Here, though, is where the split nature of Chilling Adventures of Sabrina does a disservice. Not enough time is granted to Susie, who certainly seems to be questioning the gender binary and also appears to like when certain people call them boy (Watson, by the way, uses they/them pronouns for the character, even though they/them pronouns haven’t been used on the show yet). There’s a lot of potential here, but Chilling Adventures of Sabrina sometimes gets so swept up in the horror and mythology that it doesn’t quite leave room for its more character-driven narratives — especially when it comes to the mortal characters — to breathe.

Chilling Adventures of Sabrina also deliciously revels in misandry. The weird sisters, a trio of orphaned witches and the academy’s mean girls, love tormenting boys — especially Prudence, who basically makes a hobby of it. Male power is a toxic, predatory force on the show, and the church is consumed by patriarchy that Sabrina tries to push back against, occasionally with the help of her aunts, the bubbly Hilda and the certified Witch Mommi Zelda.

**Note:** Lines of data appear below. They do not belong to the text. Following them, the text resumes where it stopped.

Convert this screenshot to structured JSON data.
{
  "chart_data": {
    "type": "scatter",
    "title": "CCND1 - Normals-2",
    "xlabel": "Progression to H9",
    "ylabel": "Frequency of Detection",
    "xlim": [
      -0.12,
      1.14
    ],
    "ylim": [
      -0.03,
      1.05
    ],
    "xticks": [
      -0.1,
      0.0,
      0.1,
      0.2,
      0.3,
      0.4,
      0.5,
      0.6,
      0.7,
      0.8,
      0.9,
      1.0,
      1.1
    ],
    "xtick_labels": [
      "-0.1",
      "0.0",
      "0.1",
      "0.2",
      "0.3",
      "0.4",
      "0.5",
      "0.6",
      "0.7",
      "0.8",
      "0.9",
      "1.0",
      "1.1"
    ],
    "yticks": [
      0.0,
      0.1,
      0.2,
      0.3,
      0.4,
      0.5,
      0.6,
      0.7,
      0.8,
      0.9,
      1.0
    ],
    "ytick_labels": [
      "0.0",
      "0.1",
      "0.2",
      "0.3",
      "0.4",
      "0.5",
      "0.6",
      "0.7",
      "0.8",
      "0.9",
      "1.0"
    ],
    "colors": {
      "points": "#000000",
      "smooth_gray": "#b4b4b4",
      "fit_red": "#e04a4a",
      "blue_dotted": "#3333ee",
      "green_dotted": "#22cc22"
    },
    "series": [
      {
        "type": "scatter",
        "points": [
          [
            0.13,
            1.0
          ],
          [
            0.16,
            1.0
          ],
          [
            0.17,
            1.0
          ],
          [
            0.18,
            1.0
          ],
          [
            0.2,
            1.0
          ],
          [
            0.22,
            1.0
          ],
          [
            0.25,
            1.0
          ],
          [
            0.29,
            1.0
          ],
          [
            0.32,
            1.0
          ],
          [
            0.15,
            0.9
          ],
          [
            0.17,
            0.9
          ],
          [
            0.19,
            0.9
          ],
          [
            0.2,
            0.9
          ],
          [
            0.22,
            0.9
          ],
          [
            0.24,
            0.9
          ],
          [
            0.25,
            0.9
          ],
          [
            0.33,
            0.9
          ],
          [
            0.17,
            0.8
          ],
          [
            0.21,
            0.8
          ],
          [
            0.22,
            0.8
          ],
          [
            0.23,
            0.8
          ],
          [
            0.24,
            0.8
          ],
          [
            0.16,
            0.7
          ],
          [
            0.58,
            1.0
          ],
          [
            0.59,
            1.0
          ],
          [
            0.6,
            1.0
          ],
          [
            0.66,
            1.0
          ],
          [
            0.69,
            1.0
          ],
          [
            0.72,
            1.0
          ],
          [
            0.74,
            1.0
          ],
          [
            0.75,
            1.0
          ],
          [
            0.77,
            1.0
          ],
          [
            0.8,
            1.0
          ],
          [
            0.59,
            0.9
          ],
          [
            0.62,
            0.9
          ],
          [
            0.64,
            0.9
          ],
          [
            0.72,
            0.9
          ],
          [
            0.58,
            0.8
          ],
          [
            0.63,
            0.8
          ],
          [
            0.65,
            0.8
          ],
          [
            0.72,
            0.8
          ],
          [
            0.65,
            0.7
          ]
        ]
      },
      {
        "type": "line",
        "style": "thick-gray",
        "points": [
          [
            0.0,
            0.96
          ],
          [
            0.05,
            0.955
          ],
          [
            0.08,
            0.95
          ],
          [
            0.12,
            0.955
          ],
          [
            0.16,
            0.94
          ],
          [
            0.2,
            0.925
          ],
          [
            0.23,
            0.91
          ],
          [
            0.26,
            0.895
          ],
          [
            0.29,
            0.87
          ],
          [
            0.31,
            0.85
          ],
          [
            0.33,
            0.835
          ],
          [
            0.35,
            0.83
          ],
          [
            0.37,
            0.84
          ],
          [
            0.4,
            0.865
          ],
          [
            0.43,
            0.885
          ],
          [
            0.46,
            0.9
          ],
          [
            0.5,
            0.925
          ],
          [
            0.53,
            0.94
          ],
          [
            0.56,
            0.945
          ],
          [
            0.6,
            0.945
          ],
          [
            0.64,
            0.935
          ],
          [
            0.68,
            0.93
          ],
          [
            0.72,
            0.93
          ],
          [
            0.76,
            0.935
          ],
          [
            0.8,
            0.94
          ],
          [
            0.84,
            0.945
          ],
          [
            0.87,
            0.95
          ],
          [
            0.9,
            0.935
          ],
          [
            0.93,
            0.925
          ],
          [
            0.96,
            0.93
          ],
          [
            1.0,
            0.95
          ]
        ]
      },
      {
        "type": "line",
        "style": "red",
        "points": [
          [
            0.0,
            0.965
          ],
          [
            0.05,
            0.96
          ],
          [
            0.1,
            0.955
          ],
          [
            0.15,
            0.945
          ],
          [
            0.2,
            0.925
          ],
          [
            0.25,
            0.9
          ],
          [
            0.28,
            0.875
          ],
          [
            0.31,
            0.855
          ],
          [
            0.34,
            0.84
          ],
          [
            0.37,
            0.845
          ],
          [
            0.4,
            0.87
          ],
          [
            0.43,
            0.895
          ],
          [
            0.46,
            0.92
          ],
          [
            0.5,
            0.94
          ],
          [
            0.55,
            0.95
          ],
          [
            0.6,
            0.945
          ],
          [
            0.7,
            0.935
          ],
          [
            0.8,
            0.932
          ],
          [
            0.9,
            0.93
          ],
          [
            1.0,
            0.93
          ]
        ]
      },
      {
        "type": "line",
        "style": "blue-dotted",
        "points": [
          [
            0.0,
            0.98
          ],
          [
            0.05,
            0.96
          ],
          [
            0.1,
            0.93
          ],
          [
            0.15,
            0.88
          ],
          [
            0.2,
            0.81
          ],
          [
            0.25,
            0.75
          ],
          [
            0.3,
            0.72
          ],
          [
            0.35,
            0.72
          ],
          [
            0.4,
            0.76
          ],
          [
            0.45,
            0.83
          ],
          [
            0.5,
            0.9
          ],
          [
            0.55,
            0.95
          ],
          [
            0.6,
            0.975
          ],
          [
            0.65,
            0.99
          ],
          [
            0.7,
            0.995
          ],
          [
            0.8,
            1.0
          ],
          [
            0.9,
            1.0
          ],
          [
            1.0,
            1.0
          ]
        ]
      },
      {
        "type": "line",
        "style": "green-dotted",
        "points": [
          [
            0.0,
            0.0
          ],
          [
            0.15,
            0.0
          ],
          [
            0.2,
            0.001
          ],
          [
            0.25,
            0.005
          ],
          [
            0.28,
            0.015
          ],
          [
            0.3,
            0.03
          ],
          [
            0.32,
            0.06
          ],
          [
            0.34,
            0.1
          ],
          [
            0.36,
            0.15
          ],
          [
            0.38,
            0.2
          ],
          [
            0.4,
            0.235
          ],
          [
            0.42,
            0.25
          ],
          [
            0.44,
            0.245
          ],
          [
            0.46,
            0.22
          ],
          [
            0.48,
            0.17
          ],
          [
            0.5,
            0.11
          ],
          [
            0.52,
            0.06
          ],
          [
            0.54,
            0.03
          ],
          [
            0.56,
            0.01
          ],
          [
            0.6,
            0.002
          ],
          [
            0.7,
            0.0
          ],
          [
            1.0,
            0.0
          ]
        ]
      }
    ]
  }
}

Again, there seem to be no bounds to just how dark Chilling Adventures of Sabrina is willing to go, but it has a sense of humor about that darkness, too. Zelda makes a sport of literally killing her own sister and bringing her back to life over and over, a ridiculous yet horrifying game. But there’s something deeper, darker, more human underneath her cruelty, and that “Restless”-esque episode pulls back the curtain on the Spellman family’s fears in a way that reveals just how human they are.